The Connecticut AFL-CIO, Connecticut Education Association, AFSCME Council 4, and AFT Connecticut made the following statements in response to the Commission on Fiscal Stability and Economic Growth’s 2.0 recommendations:
Salvatore Luciano, Executive Vice President of the Connecticut AFL-CIO:
“Christmas appears to have come early for the richest 1% in Connecticut. At least, that’s what the ‘Yacht Club Commission’ was hoping for when they released their latest plan that will almost exclusively benefit corporate CEOs and wealthy corporations.
“The newest version of their plan lowers corporate taxes and income taxes for the state’s millionaires, but keeps the income tax rate the same for middle and lower income workers. And at the same time, they want to freeze wages and reduce benefits for our state’s teachers, fire fighters, correction officers, and other vital public service workers.
“We have seen this playbook before and do not need to make the same mistakes. In 2012, Kansas implemented many of the tax cutting ideas central to this commission’s recommendations. The result? Exploding deficits, a weaker economy, and sharp cuts to education and infrastructure. Connecticut can do better.”
Donald Williams, Executive Director of the Connecticut Education Association:
“The new 2.0 report issued by the Commission on Fiscal Stability and Economic Growth puts coal in the stockings of the state’s middle class and gives diamonds and furs to the state’s wealthiest residents. The 2.0 report has the same overall framework of the group’s initial plan—a plan that is skewed against the state’s middle- and lower-income families and lacks the bold reforms needed to grow our economy and move Connecticut forward.”
Jody Barr, Executive Director of Council 4 AFSCME (which represents nearly 15,000 state employees):
“FIST Commission leaders continue to bark up the wrong tree. Unionized state employees provided $1.59 billion in biennial savings and more than $24 billion over the next two decades when they voted in favor of the 2017 SEBAC agreement. These employees are giving up an average of $17,500 per worker over the next two years to help close the deficit and protect vital services. It’s not collective bargaining that needs reform. It’s our antiquated tax structure that benefits the ultra-wealthy and big corporations at the expense of working people.

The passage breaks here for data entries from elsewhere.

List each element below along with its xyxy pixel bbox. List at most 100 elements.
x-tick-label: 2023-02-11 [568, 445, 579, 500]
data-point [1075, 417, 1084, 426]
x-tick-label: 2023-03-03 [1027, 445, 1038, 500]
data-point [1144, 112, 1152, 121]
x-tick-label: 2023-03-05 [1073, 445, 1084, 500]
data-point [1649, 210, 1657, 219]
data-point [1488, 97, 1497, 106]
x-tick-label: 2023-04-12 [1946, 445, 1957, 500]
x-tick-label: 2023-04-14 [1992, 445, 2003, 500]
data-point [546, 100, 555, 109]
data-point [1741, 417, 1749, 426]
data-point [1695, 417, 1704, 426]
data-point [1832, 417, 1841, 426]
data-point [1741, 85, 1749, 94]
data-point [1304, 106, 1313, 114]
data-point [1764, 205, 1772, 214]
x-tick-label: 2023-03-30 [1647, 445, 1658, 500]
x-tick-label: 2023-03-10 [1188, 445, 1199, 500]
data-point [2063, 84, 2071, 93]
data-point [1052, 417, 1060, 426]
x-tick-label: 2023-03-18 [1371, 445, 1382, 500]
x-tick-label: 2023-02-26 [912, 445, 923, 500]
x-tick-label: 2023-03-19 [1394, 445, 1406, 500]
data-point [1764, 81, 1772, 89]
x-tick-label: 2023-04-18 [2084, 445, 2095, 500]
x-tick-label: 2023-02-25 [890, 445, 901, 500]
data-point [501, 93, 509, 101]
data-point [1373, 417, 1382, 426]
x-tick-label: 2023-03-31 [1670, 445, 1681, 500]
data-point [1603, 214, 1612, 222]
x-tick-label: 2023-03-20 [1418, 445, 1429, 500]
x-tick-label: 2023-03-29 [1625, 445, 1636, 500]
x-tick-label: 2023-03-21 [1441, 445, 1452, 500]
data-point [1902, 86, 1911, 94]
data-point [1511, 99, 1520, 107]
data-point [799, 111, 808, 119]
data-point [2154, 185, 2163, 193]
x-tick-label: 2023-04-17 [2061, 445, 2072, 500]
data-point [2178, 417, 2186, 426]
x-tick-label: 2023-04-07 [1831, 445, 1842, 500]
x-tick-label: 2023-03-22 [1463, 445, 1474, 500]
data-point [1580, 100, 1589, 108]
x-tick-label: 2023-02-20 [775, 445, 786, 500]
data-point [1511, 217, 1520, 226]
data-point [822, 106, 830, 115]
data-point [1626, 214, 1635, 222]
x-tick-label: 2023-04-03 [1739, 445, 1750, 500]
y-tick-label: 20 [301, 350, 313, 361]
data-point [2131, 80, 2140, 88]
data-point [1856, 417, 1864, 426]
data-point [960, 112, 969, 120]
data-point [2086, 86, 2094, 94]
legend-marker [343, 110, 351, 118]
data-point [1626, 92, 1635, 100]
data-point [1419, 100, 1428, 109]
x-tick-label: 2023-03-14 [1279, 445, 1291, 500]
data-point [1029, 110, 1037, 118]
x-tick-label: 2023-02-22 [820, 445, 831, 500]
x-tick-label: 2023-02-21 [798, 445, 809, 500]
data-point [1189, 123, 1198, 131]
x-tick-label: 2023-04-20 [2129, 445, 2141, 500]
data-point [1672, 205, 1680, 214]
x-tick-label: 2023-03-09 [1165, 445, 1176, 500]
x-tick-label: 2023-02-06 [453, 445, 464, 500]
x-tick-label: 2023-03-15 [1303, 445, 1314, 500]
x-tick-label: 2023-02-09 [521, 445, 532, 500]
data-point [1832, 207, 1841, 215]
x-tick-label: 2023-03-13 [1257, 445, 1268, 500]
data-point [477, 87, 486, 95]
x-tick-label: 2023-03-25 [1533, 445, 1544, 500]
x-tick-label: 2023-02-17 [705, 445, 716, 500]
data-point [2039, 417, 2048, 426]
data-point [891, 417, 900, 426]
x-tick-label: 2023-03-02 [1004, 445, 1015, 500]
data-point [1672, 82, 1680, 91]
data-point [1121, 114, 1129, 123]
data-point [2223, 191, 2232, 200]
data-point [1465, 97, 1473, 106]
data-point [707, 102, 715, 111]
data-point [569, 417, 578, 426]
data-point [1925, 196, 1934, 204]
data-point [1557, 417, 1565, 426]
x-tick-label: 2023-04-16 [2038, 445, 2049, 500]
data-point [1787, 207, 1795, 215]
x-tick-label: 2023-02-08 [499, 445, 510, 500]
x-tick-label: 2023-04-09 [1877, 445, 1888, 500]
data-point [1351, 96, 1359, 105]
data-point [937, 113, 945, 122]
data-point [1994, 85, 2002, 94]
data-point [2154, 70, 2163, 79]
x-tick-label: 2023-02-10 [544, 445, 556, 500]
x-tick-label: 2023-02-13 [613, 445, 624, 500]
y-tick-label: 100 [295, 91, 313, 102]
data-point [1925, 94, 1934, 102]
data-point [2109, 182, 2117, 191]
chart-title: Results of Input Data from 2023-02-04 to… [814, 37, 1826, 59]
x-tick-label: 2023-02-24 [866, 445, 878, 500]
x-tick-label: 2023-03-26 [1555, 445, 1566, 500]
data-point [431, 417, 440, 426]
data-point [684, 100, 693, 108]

We urge the incoming Lamont administration and the General Assembly to chart a bold new path for Connecticut built on a fair revenue and spending structure that will boost public investment, reduce income inequality and grow the middle class.”
Jan Hochadel, President of AFT Connecticut:
“The big business elites heading up this commission apparently missed one of the biggest takeaways from November 6; Connecticut voters aren’t buying the myth of trickle-down economics. How else to explain a report pushing the kind of Trumpian austerity approach that lawmakers in Kansas and many other struggling states now openly admit doesn’t work?
“Worse, the commission’s chairs are squandering the opportunity created by new leadership in Hartford to work together to solve problems and instead chose divineness and finger-pointing.
“Our union members want the kind of unity and collaboration that Governor-elect Lamont pledged on the campaign trail. They’re looking forward to their suggestions for how best to lead Connecticut being part of the policy-making process going forward.”